I worry about the same thing exactly. I do not think the Zope 3 tutorial by Jim Fulton is very encouraging to beginners. If he gives the tutorial in real life, it takes two days, and at the beginning of day 2 you're lucky if you write your first functional doctest. Which doesn't give any gratification at all. The two recent Zope 3 books do better hopefully (I have only browsed through both so far). I've tried myself with my Five tutorial, which has the benefit of focusing on that subset of Zope 3 which is usable from Zope 2. I've had some feedback to that which seems to indicate I'm on the right track there.

and the way Zope 3 is promoted and how visible/accessible its documentation is.

Yup, that just really plain sucks. See my comment here, if you haven't already seen it:

http://faassen.n--tree.net/blog/view/weblog/2005/04/06/0

Now the developers will probably make the argument that it's not ready
for wide usage yet and that we should still promote Zope 2, but I think
that's not correct, as the only way we'll make it ready for wide usage
is to actually have increased usage, and for that, we need to promote it. :)

As I noted on someone-or-other's blog, people following tutorials get
quite confused and impatient if they're required to "stack up" lots
of seemingly arbitrary details. And as someone else noted on their blog, the entry point to Zope 3's documentation is something of a case of "beware of the leopard" (as is following such discussions on
different blogs, of course).

Perhaps it was my blog; you might recognize it. :)

I see this attitude towards domain specific languages all across the python world. People don't like XML document formats either, as
they can just use clean, simple, Python datastructures. And lose interoperability, accessibility by a host of programmers that *don't* know your codebase, and code yourself onto an island.
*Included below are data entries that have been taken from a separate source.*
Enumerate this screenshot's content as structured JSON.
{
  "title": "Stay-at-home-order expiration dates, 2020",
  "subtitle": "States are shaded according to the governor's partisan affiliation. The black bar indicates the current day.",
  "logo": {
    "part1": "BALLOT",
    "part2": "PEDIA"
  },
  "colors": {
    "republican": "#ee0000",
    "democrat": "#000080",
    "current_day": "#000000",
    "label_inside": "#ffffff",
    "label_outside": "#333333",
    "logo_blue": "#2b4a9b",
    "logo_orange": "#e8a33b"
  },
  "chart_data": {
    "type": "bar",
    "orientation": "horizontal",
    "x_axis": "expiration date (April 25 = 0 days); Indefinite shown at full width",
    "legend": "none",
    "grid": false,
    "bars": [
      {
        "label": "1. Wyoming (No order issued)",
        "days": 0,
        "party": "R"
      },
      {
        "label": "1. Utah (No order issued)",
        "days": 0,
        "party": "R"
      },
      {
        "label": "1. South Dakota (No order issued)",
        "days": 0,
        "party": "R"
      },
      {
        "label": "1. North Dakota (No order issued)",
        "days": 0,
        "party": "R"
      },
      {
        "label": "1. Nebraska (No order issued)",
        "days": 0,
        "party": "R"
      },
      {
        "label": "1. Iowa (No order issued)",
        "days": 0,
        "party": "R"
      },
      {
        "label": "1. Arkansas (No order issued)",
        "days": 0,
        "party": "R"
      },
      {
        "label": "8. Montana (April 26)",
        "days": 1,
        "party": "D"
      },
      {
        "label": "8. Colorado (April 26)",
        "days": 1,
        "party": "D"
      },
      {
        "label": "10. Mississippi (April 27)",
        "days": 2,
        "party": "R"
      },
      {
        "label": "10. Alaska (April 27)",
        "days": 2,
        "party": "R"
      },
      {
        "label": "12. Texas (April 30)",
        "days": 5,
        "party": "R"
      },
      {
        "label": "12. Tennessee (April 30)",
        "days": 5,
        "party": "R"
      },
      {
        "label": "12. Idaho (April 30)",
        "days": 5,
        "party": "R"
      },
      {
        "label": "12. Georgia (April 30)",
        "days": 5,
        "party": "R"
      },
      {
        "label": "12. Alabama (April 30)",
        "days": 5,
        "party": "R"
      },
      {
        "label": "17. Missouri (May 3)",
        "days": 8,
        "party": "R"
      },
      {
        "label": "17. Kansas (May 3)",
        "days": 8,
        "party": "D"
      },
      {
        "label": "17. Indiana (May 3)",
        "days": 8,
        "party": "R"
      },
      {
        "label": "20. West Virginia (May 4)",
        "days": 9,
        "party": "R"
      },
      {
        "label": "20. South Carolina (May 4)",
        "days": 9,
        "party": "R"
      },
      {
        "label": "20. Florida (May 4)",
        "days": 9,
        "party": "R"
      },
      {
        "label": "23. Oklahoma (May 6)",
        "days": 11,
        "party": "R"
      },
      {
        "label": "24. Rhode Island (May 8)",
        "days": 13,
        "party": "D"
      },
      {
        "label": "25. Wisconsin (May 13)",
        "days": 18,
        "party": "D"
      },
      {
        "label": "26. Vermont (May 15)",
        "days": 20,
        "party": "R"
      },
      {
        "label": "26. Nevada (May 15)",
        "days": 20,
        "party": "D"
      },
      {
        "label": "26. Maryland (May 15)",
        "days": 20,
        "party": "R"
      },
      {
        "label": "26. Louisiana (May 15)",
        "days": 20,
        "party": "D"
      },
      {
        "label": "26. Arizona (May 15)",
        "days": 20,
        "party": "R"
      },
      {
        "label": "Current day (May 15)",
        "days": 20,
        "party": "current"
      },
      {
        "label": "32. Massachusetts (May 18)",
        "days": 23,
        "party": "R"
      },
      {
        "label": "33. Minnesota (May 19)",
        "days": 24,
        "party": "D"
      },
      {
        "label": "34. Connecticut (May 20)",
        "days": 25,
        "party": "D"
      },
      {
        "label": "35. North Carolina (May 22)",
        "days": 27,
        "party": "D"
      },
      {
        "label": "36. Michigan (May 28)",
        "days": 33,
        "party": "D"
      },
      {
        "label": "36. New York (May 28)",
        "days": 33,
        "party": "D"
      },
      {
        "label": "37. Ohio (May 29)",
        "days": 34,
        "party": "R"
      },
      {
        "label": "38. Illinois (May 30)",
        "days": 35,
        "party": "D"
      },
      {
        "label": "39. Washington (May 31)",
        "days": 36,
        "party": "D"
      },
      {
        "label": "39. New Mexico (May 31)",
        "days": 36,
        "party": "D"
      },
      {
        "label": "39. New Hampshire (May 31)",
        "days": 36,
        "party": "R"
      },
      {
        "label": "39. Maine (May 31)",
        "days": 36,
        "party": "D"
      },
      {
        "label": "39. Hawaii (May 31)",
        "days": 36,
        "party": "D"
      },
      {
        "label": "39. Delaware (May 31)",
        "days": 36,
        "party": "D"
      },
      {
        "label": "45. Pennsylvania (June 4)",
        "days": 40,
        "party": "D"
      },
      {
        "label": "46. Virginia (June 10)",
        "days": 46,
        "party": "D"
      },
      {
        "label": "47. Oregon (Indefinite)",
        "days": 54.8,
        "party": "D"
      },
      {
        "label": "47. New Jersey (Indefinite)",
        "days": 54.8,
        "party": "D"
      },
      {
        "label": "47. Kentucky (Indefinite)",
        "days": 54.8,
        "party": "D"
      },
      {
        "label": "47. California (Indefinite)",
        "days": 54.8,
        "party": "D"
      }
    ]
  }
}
There's so much to say on this, but not enough time! I think that the
principal objection is that since Python is a programming language,
and that Python programs are effectively object manipulating and configuring "scripts", Python may be the best tool for the configuration of components. Of course, there's always the issue of whether you can inspect such "configurators" from other technologies
if they're written in Python, and there's always the contention that
a full-on programming language can cause more trouble than it gives
benefits in such narrowly-defined situations.

Yes, I think both issues, both inspectability and risk (because of the wide scope of Python it's tempting to use it wrongly) are good arguments for domain specific languages once every while, let it be for web templating or component configuration. That said, I'm sure a suitably documented Python API would also do the trick. You'd just load a 'configure.py' instead of a 'configure.zcml'. I am not sure whether the complaints would go away though if you did that, and the risk of having this mixed with functional code is large.

I think it's harder to argue for using Python when expressing bundles
 of "pure data", although there are always going to be people in the
 "S-expressions trump XML" camp who will keep the argument going.

And the people in the "Python datastructures trump XML" camp as well. Sometimes they do trump XML, and sometimes they don't, but the "sometimes they don't" seems to be convieniently ignored all too often. Yes, Pythonic APIs are good, but you can have them when manipulating XML as well, and some pain for interoperability and cross-language understandability can be worth it, anyway.